THE Court of Appeals (CA) affirmed a Makati court decision declaring unconstitutional a provision of Republic Act (RA) 8479 or the Downstream Oil Industry Deregulation Act of 1998 giving the Department of Energy (DOE) power to temporarily take over operations of the oil industry in times of national emergency.
The Court’s 9th Division through Associate Justice Socorro Inting ruled that the Makati City Regional Trial Court was right when it ruled that Section 14 (e) of RA 8479 is unconstitutional as it gives the DOE unbridled power to perform essential acts which only Congress is constitutionally mandated to do.
Pilipinas Shell and Petroleum Corp. sought redress with the Makati RTC when former President Gloria Arroyo issued an order pursuant to Section 14 (e) of the Oil Deregulation Law instructing an oil price halt arising from the occurrence of Typhoons Ondoy and Pepeng in 2009.

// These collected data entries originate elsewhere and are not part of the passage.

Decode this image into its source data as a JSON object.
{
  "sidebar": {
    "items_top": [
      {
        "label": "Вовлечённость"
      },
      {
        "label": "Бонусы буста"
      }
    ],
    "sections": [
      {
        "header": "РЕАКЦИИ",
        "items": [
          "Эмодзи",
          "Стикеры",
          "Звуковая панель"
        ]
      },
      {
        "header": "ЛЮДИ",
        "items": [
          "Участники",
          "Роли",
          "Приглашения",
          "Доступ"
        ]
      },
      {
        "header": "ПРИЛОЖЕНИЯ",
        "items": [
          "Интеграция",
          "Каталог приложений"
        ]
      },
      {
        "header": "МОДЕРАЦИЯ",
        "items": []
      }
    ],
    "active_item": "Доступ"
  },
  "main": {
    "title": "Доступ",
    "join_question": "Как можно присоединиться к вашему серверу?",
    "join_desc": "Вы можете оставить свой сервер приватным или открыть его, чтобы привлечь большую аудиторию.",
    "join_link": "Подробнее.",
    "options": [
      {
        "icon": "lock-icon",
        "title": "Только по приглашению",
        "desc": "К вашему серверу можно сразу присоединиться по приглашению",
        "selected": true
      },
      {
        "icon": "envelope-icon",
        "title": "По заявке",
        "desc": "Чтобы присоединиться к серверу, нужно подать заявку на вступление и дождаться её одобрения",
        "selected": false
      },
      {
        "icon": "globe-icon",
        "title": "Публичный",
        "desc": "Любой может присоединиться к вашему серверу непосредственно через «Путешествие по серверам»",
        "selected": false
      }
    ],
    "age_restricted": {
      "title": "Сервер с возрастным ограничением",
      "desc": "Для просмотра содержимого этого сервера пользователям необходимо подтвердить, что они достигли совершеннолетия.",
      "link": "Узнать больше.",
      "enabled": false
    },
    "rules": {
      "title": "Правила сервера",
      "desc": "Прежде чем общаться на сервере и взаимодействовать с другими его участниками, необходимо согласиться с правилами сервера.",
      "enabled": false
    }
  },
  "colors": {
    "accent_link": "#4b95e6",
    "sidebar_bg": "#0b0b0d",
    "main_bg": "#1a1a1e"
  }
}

“In times of national emergency, when the public interest so requires, the DOE may, during the emergency and under reasonable terms prescribed by it, temporarily take over or direct the operation of any person or entity engaged in the industry,” the provision of the law states.
Pilipinas Shell won its case after the Makati Court ruled in its favor, prompting the energy department to elevate the matter to the appeals tribunal.
In its decision, the appellate court held that the President has no power to determine the existence of an emergency because only the Congress can do that as required under the law.
“Clearly, the power to determine whether the exceptional circumstances exist to warrant the power to take over or direct the operation of businesses affected with public interest such as the oil industry is reposed upon Congress,” the ruling pointed out.
The appeals court stated that the Office of the Solicitor General used a wrong remedy when it brought the issue to the appeals court instead of the high court.
The ruling said that the issues involved are pure questions of law and the proper venue is the highest tribunal.